While governance is a key issue, the report is also concerned with the day to day running of colleges.
Graham Clark, principal of Inverness College, expects the report to make very little difference to everyday managerial existence and functions in his institution: "Considering how long the report has taken and how much money was spent on it, the outcome is pretty unimpressive. It will make very little difference - my chair has compared it to 'an elephant belly-dancing': there has been a lot of effort for not much return.
"It is summed up by the comment that 'All good practice will not be found in every college'. Of course it isn't. If it were, it would not be good practice, but average practice. It has not told us a great deal we did not know already. The challenge questions are exactly the sort of questions principals are asking themselves all the time."
Mr Clark was unimpressed by the reported comment of the minister, Henry McLeish, that he was "taken aback" that so much had to be done to improve management in colleges: "He has to say that when the report was commissioned by a minister from his own party and has cost so much money. The reality is that, if there is a pleasing element in the report, it is that it shows there is very little wrong with the way colleges are run in Scotland."
Few colleges doubt that the tighter managerial regimes, backed by more performance indicators and statistics, will lead to a greater volume of paper work and information-gathering.
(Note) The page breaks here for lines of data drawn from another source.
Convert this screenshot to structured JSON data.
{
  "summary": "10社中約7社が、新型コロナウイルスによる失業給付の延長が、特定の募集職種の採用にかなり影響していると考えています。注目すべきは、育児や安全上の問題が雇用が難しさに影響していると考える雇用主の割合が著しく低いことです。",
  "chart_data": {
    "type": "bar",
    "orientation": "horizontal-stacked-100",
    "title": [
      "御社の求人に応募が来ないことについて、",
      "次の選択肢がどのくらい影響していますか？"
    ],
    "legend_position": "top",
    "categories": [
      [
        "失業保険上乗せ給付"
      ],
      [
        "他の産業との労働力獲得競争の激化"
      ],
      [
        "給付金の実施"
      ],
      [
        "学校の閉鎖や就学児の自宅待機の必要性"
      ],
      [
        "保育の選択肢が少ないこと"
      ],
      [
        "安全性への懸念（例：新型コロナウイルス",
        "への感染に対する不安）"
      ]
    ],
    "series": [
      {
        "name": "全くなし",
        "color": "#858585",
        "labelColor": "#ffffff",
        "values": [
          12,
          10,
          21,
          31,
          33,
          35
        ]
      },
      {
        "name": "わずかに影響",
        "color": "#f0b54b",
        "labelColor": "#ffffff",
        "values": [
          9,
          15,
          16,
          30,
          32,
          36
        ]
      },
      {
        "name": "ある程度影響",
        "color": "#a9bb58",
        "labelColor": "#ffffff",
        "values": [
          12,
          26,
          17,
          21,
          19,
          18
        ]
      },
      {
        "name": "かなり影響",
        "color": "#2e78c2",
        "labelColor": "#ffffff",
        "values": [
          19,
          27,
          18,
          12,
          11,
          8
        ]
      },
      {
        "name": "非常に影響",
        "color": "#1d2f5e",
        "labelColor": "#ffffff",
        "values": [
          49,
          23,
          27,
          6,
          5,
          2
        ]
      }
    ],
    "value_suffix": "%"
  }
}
Gordon Dargie, principal of Shetland College, says: "Some well-designed software would be able to take care of quite of a lot of what is being asked for."
He certainly hopes so, mindful of the pressures increased reporting and information-supplying requirements place on small colleges. Shetland is undergoing its own internal management review as it contemplates the shift from its status as a local authority-controlled college to becoming a local trust.
Mr Dargie reports to the economic development committee of Shetland Island council rather than to a conventional governing body. The college has 170 full-time and 290 part-time students, an annual budget of around pound;2 million, of which pound;1.3m comes from the Scottish funding council. It has a commensurately small administration.
"Other than myself there are two people in the next room," says Mr Dargie. "We certainly don't want to duck issues of accountability or best practice, but with all the demands on us we are beginning to feel rather outnumbered."
He suggests that the funding council might take a look at its own managerial procedures: "It would certainly be worth their performing an audit on the pressures they are creating for college managers. I am certainly not suggesting that the old Scottish Office system was perfect, far from it. But the SFEFC might like to take a hard look at the amount of paper their different departments pump out."
The bulk of criticism focused on the practicalities rather than the underlying principles of the report. Murray, whose college was one of the 12 visited during the review, thinks the recommendations are over-generalised. "I broadly welcome the report, but feel that it would have been much more useful if it had been more specific about the college.
"This was in effect an audit, and one of the things you want to learn from audits is where you might tighten up. Instead, we have rather generalised advice about the sector as a whole. While it is worth knowing that there is good practice around the sector, this is much less useful than recommendations about what we might do."
Jim Ross at Perth also felt that more specific elements were lacking: "I had hoped that the report might come up with specific examples of good practice which other colleges could follow, but it is rather light on this."
Marian Healy, further and higher education officer for the Educational Institute of Scotland, the largest lecturers' union, said she did not wish to comment in advance of consultation.